Did you actually read the article? There is a difference between teaching about religion on the one hand, and religious preaching on the other. As Sean writes:

"The real solution is to make all schools — including those now Catholic, Anglican, Jewish, etc. — into secular schools, places where religion is studied only in the cool comparison of different religions, their histories, the origins of their sacred books, the derivation and evolution of their core beliefs, etc.

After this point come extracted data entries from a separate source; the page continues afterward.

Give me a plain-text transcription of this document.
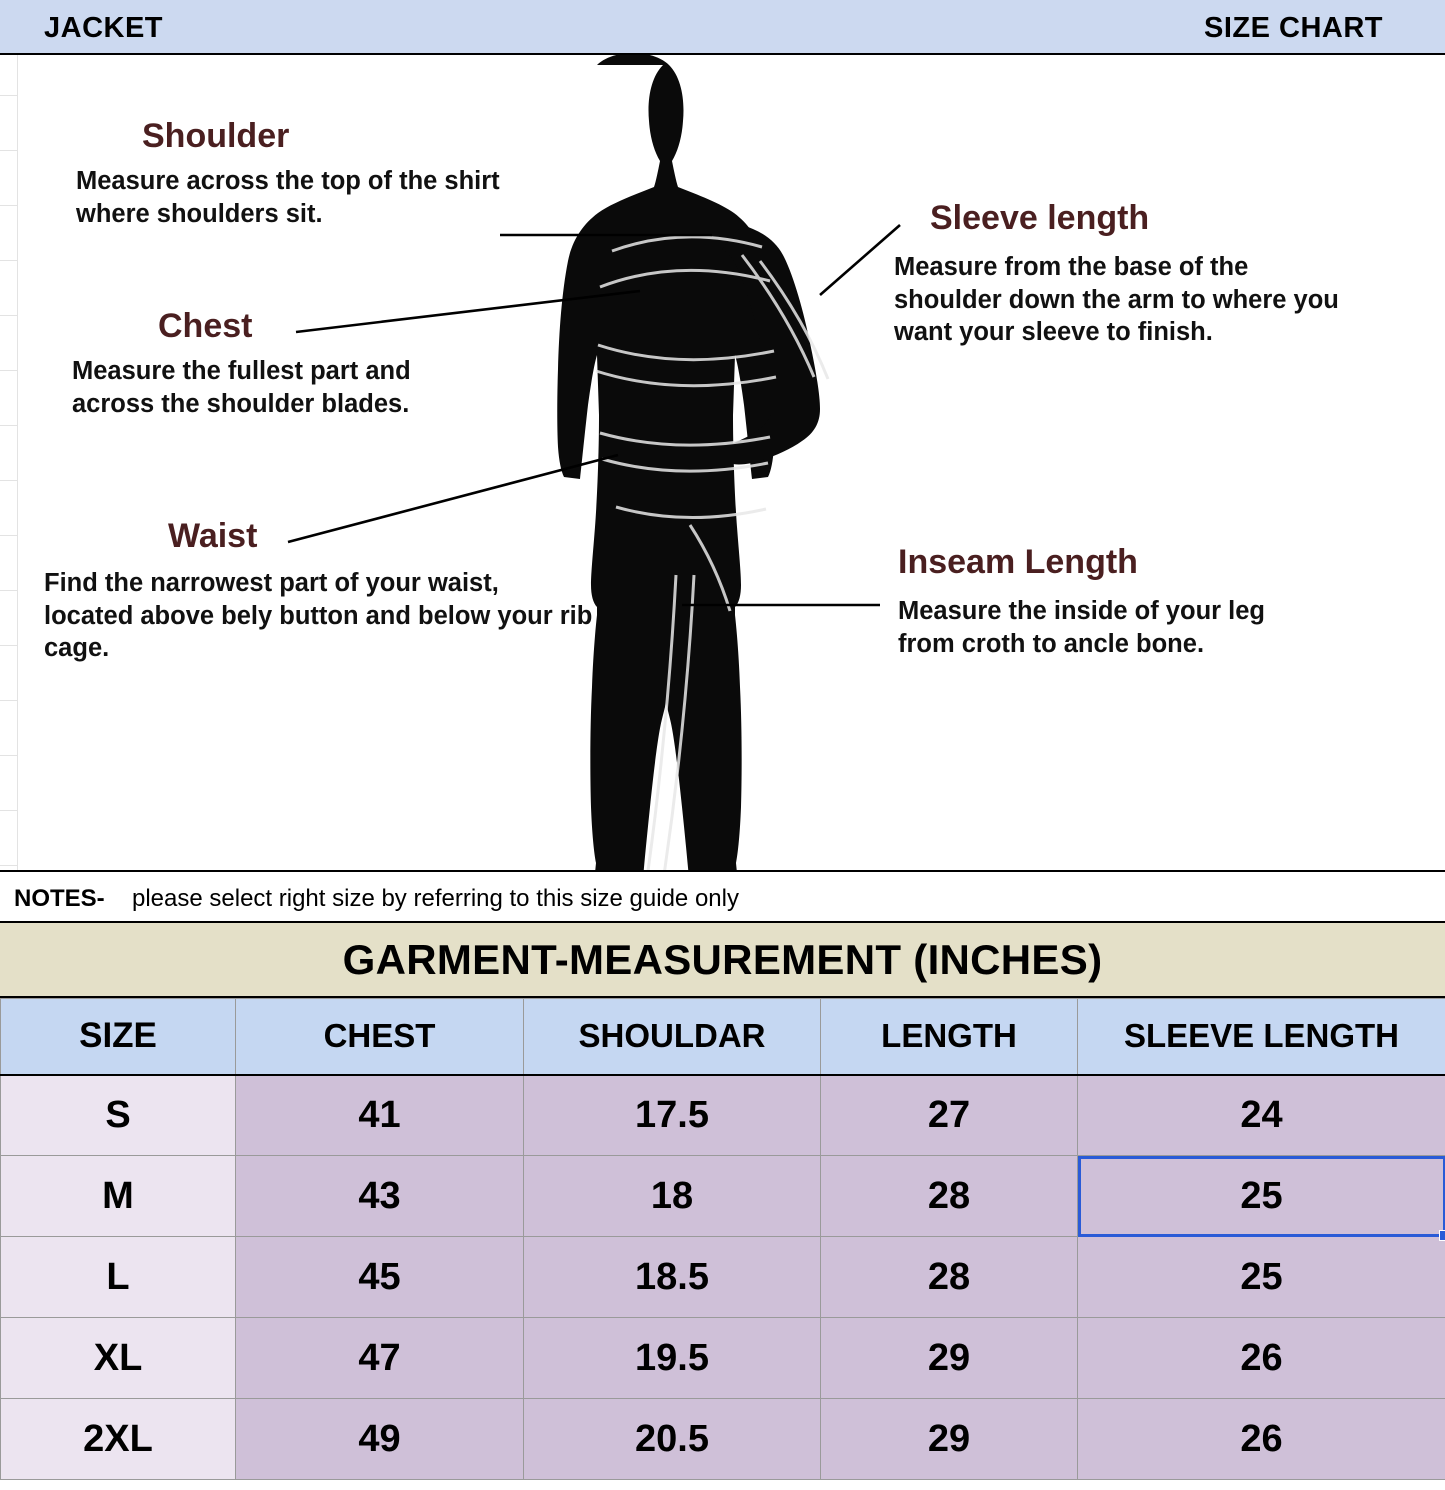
JACKET	SIZE CHART
Shoulder
Measure across the top of the shirt where shoulders sit.
Chest
Measure the fullest part and across the shoulder blades.
Waist
Find the narrowest part of your waist, located above bely button and below your rib cage.
Sleeve length
Measure from the base of the shoulder down the arm to where you want your sleeve to finish.
Inseam Length
Measure the inside of your leg from croth to ancle bone.
NOTES- please select right size by referring to this size guide only
GARMENT-MEASUREMENT (INCHES)
SIZE	CHEST	SHOULDAR	LENGTH	SLEEVE LENGTH
S	41	17.5	27	24
M	43	18	28	25
L	45	18.5	28	25
XL	47	19.5	29	26
2XL	49	20.5	29	26
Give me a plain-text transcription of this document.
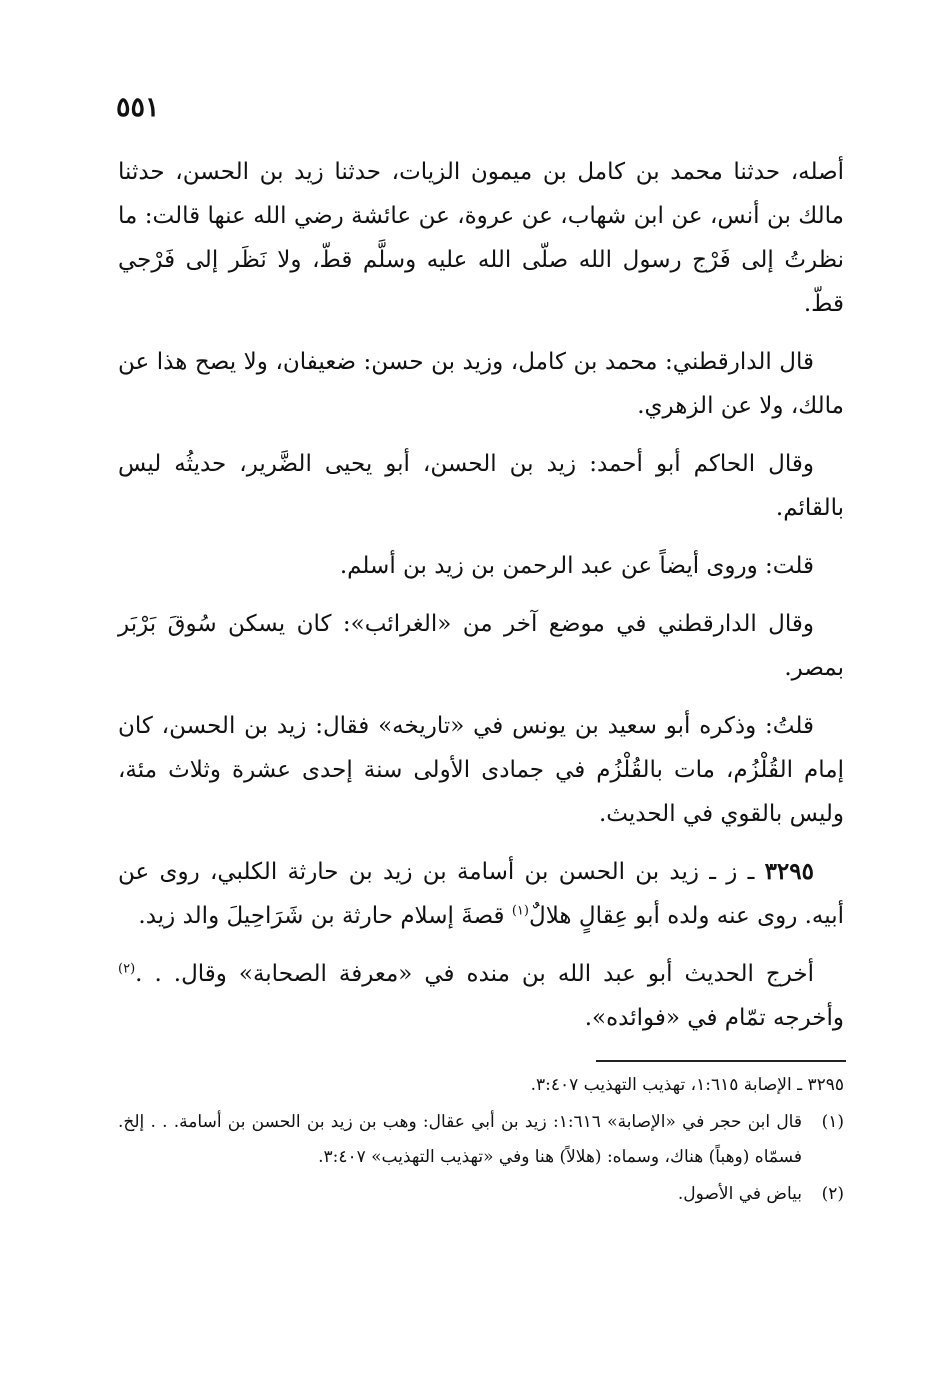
٥٥١

أصله، حدثنا محمد بن كامل بن ميمون الزيات، حدثنا زيد بن الحسن، حدثنا مالك بن أنس، عن ابن شهاب، عن عروة، عن عائشة رضي الله عنها قالت: ما نظرتُ إلى فَرْج رسول الله صلّى الله عليه وسلَّم قطّ، ولا نَظَر إلى فَرْجي قطّ.

قال الدارقطني: محمد بن كامل، وزيد بن حسن: ضعيفان، ولا يصح هذا عن مالك، ولا عن الزهري.

وقال الحاكم أبو أحمد: زيد بن الحسن، أبو يحيى الضَّرير، حديثُه ليس بالقائم.

قلت: وروى أيضاً عن عبد الرحمن بن زيد بن أسلم.

وقال الدارقطني في موضع آخر من «الغرائب»: كان يسكن سُوقَ بَرْبَر بمصر.

قلتُ: وذكره أبو سعيد بن يونس في «تاريخه» فقال: زيد بن الحسن، كان إمام القُلْزُم، مات بالقُلْزُم في جمادى الأولى سنة إحدى عشرة وثلاث مئة، وليس بالقوي في الحديث.

٣٢٩٥ ـ ز ـ زيد بن الحسن بن أسامة بن زيد بن حارثة الكلبي، روى عن أبيه. روى عنه ولده أبو عِقالٍ هلالٌ$^{(١)}$ قصةَ إسلام حارثة بن شَرَاحِيلَ والد زيد.

أخرج الحديث أبو عبد الله بن منده في «معرفة الصحابة» وقال. . .$^{(٢)}$ وأخرجه تمّام في «فوائده».

٣٢٩٥ ـ الإصابة ١:٦١٥، تهذيب التهذيب ٣:٤٠٧.

(١)
قال ابن حجر في «الإصابة» ١:٦١٦: زيد بن أبي عقال: وهب بن زيد بن الحسن بن أسامة. . . إلخ. فسمّاه (وهباً) هناك، وسماه: (هلالاً) هنا وفي «تهذيب التهذيب» ٣:٤٠٧.

(٢)
بياض في الأصول.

That would give the children some secular space to retreat to in face of bullying, insistent parents or religious officials, and give them different values to counterpose to the religious values of homes which may be spiritually from a different age and very different societies."

Submitted by AWL on Fri, 13/06/2014 - 21:20

Liam writes: "Teach our children to think." KD writes: "[Children] need to be taught to think." KD, are you actually reading what's being written here, or are you arguing against a straw-man?

When we talk about taking religion out of schools, we obviously do not mean that education should pretend religions do not exist. The article is clear: "The real solution is to make all schools — including those now Catholic, Anglican, Jewish, etc. — into secular schools, places where religion is studied only in the cool comparison of different religions, their histories, the origins of their sacred books, the derivation and evolution of their core beliefs, etc."

We're in favour of religions being learnt about in schools, but only secular education about religion can guarantee children the freedom to make informed and consenting choices and develop their own beliefs.

What about that do you disagree with?

You say our view is "extremist". Yes, it is. Part of the article's point was to highlight the ridiculousness of the term. Anyone who is remotely serious about their own ideas — anyone who believes seriously in their own worldview, and in its rightness — is an "extremist". We are "extremist" in our revolutionary-humanism, our secularism, and our socialism. To be anything otherwise would be utterly meaningless.